Stenosis occurs when the leaflets of a valve thicken, stiffen or fuse together, preventing the heart valve from fully opening. When this happens, blood flow through the valve is restricted.

Causes of Heart Valve Disease

Valve problems may be congenital (present at birth) or acquired (appear later in life).  

Congenital Heart Valve Disease

This type of disease occurs when valves do not form properly, and is present at birth. The valves may not have enough tissue flaps, or they may be the wrong size or shape. Sometimes the valves have atresia, which occurs when the valve does not have an opening for blood to pass through

Acquired Heart Valve Disease 

This type of disease occurs later in life, usually as a result of an infection, heart attack, heart disease or other damage. It often occurs in the mitral aortic valve.

Symptoms of Heart Valve Disease

Sometimes heart valve disease develops quickly, and for other patients it may take a long time to progress. When the disease develops slowly, you may not experience symptoms until the condition is advanced. If heart valve disease develops quickly, the following symptoms are common:

  • Shortness of breath
  • Chest pain
  • Fatigue
  • Dizziness or fainting
  • Rapid weight gain
  • Irregular heartbeat
  • Heart murmur
  • Swelling of the abdomen, ankles or feet

Risk Factors for Heart Valve Disease

If you have the following conditions, you may be at an increased risk of developing heart valve disease:

  • Congenital (present at birth) heart condition
  • Heart disease
  • Heart attack
  • High blood pressure
  • High cholesterol
  • Diabetes
  • History of infections that affect the heart

How is Heart Valve Disease Diagnosed?

There are several noninvasive imaging tests that can be used to diagnose heart valve disease.


This test uses sound waves to create pictures of your heart. Your doctor can view the shape and size of your heart, the structure of the valves and chambers, and see how it beats and pumps blood.

Cardiac MRI

A cardiac magnetic resonance imaging (MRI) test uses a powerful magnet and radio signals to create images of the heart. It shows a highly detailed view of the structure and function of the heart and its vessels.

What is the Treatment for Heart Valve Disease?

Treatment will depend on which heart valve is affected, the type of valve disease and the severity of the disease.

Lifestyle Changes

Your doctor may suggest making changes to your daily habits, while continuing to monitor your heart condition with regular follow-up appointments. Healthy habits like eating a balanced diet, limiting alcohol intake, quitting smoking and getting regular exercise are important. You should also take any medications your doctor prescribes.

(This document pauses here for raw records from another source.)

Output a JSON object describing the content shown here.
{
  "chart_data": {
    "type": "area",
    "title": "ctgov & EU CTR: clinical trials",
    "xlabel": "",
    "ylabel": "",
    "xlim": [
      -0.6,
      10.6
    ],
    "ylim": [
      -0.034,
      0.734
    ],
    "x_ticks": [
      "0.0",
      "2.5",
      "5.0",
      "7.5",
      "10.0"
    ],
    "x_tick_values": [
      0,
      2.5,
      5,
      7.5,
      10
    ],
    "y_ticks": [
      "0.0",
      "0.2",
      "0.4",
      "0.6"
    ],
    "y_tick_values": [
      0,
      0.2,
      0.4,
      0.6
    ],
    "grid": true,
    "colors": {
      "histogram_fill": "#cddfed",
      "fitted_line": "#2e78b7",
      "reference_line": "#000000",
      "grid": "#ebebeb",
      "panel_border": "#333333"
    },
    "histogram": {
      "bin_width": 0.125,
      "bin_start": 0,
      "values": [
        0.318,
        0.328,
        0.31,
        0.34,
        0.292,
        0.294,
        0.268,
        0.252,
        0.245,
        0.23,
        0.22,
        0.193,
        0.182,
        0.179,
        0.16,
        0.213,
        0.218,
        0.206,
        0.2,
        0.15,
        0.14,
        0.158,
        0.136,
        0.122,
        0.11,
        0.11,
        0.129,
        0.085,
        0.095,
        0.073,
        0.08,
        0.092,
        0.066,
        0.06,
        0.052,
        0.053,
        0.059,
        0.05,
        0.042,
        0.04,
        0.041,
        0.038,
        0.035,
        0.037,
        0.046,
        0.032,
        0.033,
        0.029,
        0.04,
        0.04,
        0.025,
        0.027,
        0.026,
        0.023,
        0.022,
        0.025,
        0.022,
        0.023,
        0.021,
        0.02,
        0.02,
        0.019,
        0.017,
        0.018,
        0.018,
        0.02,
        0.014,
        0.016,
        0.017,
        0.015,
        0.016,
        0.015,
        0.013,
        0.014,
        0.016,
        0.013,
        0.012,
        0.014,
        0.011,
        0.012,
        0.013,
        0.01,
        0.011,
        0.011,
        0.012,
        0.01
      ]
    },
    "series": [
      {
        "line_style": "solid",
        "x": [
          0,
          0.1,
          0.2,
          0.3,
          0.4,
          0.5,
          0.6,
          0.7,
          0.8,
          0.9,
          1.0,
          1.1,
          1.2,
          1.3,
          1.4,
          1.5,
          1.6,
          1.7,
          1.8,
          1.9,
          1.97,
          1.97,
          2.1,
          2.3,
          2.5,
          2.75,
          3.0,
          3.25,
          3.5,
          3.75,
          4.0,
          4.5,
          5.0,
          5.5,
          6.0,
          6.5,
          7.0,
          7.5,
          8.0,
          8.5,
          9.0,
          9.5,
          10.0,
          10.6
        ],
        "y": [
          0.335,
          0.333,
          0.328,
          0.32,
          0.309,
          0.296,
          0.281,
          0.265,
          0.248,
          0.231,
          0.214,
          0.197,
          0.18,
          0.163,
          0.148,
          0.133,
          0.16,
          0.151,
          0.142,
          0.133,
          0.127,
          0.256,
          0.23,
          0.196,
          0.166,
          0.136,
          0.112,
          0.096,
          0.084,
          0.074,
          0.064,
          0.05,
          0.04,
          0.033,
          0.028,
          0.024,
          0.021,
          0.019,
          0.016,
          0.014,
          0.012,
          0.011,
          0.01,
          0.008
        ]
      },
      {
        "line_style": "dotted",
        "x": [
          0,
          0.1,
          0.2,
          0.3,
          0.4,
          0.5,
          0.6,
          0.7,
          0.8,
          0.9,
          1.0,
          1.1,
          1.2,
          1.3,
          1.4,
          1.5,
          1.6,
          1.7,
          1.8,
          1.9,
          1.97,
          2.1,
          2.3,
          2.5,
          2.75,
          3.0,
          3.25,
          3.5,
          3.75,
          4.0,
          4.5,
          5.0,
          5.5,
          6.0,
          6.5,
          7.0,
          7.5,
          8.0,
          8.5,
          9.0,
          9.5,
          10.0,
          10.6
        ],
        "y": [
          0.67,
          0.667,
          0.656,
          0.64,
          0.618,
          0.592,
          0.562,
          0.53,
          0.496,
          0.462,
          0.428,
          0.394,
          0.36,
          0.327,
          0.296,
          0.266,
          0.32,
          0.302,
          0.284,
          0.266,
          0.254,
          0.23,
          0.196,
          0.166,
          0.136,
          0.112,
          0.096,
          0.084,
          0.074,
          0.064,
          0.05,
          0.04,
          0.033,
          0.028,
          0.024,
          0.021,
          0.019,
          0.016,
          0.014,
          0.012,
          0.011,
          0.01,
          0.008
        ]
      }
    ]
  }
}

If your heart valve disease is advanced or causing symptoms, your doctor may recommend surgery.

Heart Valve Repair

With a surgical repair, your heart valve is preserved and function is improved. Your surgeon can separate valve flaps that have fused together, replace the tissue that supports the valve, remove excess valve tissue to allow it to close tightly, or close holes in a valve. Sometimes surgeons implant an artificial ring to tighten and reinforce the valve.

Heart Valve Replacement 

If it is not possible to repair the valve your surgeon may recommend heart valve replacement. The damaged valve is remove and replaced with an artificial valve, which can either be mechanical or made from either human or animal heart tissue. There are benefits and risks to both types of valve replacement, and you can discuss the options with your doctor.